According to ABC News, the Food and Drug Administration (FDA) announced its approval of the first drug intended for healthy people to use to prevent them from getting HIV infection.

Truvada, a combination of two medicines, is manufactured by Gilead Sciences, Inc. based out of Foster City, California. Truvada has been approved since 2004 as a treatment for those who are already infected with the HIV. For the first time the drug was approved for pre-exposure prophylaxis, or PrEP.

The study that led to the drug's approval found the risk of transmission among men who have sex with men, who are a high risk for acquiring HIV and spreading the disease to others, was lowered more than 40%. It showed a decrease of more than 70% in risk of transmission among heterosexual couples in which one partner was infected with HIV but the other was not.

"Truvada should not be used alone for preventing infections. However, when used in combination with other prevention methods, such as safer sex practices, counseling, and regular testing to determine infection status, Truvada is effective in reducing the risk of transmission," cautioned Dr. Debra Birnkrant, director of the Division of Antiviral Products at the FDA's Center for Drug Evaluation and Research. 
 
Other experts in the field agreed with this assessment.

"The approval of Truvada to prevent HIV infection in uninfected individuals who are at high risk of sexually acquired HIV infection is a significant development, providing an important addition to our toolkit of HIV prevention interventions. However, it is critical to stress that Truvada as 'pre-exposure prophylaxis' should not be considered a stand-alone method, but should be used in conjunction with other proven HIV prevention strategies," said Dr. Anthony S. Fauci, director of the National Institute of Allergy and Infectious Disease. 

Not everyone was in favor of the approval. 

The AIDS Healthcare Foundation strongly criticized the move, calling it irresponsible and saying Truvada's approval for this use would damage current prevention efforts.

The AHF president Michael Weinstein questioned the fact that support provided to study participants (such as monthly HIV testing and intensive counseling) wouldn’t be available to the general population would lead to a lower adherence to the drug regimen, and the development of drug-resistant strains. 

He further cautioned that the drug's side effects on the kidneys and bones might be worth accepting in patients who needed to be treated for HIV, but were not worth the risk on otherwise healthy individuals.
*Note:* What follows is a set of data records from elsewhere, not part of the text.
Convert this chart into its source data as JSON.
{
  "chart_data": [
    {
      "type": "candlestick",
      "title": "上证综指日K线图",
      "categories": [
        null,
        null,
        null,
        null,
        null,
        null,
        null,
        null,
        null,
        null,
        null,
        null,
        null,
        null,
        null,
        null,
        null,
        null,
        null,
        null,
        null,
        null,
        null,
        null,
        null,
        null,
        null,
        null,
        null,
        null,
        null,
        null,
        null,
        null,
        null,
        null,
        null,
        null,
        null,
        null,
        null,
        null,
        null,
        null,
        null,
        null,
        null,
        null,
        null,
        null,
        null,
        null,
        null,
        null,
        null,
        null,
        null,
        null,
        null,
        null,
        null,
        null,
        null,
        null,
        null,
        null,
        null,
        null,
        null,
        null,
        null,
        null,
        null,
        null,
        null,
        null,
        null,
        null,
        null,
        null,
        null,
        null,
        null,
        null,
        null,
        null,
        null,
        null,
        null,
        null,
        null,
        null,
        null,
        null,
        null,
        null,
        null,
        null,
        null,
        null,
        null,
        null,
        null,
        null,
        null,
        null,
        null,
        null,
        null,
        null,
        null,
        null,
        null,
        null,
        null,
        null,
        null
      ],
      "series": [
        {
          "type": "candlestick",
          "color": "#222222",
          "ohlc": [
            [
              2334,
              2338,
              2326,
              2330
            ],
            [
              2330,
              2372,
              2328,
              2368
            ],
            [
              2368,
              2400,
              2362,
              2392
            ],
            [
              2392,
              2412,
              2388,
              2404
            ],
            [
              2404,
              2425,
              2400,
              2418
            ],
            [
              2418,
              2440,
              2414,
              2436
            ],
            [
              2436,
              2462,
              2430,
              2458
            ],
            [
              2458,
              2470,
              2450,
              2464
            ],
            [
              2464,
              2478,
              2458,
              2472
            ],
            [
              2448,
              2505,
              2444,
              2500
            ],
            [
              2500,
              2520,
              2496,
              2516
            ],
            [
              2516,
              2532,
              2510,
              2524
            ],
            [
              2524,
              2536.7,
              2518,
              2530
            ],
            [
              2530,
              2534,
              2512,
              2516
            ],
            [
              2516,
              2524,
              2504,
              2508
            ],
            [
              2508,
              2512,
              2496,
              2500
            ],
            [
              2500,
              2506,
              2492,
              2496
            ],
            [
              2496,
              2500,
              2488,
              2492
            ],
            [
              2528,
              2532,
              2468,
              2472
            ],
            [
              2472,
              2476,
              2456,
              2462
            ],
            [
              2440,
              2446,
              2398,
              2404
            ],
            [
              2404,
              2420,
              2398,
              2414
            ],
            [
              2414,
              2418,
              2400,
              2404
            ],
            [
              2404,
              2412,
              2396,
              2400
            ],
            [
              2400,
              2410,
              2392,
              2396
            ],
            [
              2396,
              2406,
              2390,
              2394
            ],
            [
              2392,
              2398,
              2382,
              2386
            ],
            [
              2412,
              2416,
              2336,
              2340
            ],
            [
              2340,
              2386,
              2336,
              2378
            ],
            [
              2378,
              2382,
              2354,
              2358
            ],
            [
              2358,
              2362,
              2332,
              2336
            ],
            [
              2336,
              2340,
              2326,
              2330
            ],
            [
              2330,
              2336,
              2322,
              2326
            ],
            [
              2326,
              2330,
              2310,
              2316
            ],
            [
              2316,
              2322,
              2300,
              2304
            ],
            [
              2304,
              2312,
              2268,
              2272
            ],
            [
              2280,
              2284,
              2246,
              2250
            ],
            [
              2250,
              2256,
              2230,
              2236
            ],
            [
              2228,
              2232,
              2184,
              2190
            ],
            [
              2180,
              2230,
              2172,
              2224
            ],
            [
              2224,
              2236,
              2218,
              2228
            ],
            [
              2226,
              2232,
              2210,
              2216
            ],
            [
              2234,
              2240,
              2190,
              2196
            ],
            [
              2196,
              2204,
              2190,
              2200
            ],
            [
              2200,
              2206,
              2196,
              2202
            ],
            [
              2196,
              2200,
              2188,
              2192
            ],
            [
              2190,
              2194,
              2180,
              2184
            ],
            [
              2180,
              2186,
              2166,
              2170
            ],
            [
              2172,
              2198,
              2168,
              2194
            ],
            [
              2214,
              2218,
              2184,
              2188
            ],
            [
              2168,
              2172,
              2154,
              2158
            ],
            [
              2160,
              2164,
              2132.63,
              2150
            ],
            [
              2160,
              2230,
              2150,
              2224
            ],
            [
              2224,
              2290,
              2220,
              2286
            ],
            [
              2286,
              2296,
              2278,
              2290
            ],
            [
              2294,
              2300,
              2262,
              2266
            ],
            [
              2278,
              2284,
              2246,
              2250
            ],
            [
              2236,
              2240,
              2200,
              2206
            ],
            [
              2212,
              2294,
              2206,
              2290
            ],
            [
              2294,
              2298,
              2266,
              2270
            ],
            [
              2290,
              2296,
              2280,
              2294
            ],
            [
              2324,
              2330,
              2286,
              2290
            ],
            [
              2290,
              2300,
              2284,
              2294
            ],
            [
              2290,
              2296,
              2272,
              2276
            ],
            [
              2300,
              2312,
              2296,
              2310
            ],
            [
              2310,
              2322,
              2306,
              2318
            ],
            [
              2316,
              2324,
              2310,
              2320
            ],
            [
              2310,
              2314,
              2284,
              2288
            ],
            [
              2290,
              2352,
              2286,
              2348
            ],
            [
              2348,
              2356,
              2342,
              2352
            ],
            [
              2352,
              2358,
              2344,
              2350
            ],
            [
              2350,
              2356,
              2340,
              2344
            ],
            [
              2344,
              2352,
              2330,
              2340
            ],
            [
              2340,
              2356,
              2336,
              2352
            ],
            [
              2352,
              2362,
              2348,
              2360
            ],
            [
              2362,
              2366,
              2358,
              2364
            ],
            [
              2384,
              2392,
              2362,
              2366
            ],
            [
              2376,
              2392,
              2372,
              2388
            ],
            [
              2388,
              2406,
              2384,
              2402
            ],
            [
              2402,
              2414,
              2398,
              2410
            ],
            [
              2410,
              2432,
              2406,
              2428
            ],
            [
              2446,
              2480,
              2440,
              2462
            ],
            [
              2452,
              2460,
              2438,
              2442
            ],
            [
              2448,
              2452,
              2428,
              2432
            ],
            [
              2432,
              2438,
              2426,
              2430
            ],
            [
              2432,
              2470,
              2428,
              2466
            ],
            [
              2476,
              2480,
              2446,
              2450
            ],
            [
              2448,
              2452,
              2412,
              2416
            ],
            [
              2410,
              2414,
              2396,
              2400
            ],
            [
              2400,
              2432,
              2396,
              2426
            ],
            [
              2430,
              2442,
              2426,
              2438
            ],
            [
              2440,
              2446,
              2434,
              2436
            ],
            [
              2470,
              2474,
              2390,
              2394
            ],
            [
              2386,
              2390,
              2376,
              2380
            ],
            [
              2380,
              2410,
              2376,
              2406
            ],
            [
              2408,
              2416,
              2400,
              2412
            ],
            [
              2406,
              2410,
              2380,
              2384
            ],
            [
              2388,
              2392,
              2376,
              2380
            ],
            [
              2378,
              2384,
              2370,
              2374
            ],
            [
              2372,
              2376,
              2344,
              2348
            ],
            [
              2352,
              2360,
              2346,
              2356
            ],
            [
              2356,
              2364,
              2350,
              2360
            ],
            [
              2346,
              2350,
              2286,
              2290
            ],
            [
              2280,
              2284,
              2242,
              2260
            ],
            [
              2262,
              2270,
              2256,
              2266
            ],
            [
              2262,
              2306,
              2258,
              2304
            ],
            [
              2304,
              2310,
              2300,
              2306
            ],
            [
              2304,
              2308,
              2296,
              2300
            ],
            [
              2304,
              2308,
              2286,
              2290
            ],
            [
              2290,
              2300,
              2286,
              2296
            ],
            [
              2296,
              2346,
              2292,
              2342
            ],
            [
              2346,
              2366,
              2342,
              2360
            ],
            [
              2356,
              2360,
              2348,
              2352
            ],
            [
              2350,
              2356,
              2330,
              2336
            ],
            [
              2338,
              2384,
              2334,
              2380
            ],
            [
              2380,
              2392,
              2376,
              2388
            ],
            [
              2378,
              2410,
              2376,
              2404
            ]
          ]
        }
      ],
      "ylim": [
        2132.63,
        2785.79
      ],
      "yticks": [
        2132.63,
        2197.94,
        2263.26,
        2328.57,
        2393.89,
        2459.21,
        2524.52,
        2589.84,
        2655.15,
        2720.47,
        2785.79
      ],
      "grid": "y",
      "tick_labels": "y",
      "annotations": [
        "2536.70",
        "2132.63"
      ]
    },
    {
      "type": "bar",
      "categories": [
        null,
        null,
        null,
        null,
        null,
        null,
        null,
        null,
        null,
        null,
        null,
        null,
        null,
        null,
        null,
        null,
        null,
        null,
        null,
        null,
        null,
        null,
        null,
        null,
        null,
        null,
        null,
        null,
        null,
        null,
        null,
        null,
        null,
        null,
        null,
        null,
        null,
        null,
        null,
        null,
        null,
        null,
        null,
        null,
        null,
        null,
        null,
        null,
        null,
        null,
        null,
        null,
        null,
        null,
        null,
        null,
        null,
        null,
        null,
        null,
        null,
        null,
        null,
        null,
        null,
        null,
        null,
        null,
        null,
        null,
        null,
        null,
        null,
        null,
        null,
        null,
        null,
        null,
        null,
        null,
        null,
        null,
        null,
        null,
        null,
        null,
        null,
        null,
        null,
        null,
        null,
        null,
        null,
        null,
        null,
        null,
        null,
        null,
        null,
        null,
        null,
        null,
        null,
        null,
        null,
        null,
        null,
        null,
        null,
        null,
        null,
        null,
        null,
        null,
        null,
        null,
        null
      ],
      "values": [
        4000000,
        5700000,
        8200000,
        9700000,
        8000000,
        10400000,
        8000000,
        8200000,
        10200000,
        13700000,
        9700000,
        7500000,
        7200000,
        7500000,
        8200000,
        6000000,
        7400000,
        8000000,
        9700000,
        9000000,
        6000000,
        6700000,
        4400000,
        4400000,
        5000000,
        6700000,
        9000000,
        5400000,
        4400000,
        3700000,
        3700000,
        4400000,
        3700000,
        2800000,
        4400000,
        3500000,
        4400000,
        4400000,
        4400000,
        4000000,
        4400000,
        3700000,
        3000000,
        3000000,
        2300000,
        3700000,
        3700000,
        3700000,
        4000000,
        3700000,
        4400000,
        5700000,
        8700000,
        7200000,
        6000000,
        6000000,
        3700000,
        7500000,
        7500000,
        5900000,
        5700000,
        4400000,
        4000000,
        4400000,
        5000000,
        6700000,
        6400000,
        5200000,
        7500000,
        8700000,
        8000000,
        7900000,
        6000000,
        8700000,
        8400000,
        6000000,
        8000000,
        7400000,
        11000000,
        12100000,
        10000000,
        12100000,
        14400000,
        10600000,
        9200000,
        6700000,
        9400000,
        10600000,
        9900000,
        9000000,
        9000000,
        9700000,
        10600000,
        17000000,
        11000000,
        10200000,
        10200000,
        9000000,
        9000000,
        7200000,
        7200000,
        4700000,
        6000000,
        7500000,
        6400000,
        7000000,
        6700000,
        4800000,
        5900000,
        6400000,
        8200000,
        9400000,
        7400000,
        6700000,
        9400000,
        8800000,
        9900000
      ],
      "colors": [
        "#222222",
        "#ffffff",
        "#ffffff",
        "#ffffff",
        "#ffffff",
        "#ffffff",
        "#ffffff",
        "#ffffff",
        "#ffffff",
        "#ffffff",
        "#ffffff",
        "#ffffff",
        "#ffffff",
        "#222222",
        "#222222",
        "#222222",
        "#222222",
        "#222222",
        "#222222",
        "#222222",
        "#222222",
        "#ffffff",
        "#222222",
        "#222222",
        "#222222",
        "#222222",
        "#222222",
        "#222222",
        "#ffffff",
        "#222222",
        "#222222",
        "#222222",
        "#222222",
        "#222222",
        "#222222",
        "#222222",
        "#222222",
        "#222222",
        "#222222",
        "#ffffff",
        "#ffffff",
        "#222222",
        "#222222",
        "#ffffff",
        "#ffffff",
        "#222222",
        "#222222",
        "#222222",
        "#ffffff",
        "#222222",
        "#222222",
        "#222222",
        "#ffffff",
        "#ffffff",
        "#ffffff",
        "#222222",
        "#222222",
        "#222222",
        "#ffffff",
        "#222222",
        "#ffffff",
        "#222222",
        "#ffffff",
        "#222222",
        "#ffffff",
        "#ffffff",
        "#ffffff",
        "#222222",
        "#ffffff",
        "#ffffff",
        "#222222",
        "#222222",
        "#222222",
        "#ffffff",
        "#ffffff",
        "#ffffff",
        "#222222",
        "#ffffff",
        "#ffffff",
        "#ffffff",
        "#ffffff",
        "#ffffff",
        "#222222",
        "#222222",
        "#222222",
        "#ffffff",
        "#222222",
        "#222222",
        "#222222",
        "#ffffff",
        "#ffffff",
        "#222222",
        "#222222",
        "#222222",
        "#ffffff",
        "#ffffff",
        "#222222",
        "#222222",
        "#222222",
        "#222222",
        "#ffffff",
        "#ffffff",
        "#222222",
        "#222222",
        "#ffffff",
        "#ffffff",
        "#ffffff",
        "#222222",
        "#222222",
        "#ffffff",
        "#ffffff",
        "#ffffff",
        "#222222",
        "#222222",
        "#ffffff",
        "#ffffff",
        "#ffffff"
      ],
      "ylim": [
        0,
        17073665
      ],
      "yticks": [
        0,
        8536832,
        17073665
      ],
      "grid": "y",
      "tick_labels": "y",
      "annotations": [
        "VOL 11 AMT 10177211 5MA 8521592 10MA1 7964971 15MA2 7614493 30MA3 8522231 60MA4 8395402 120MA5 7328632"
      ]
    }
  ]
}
"Today marks a catastrophe in the history of AIDS in America," he said.

While the AHF criticized the approval, but a number of experts said there are many individuals with a higher risk who won't use condoms but might take a daily pill. 

"It's argued that PrEP is far more expensive than condoms, but it's a lot cheaper than a lifetime of HIV treatment. If we can target PrEP to those at highest risk, PrEP is likely to be cost-effective," said Dr. Joel Gallant of the Johns Hopkins Center for Global Health.

A health observer suggested that the approval and availability of the drug could mislead people to engage themselves in unsafe sexual acts more often while its efficacy is quite limited.  He urged consumers to continue using the conventional prevention measures such as condoms etc.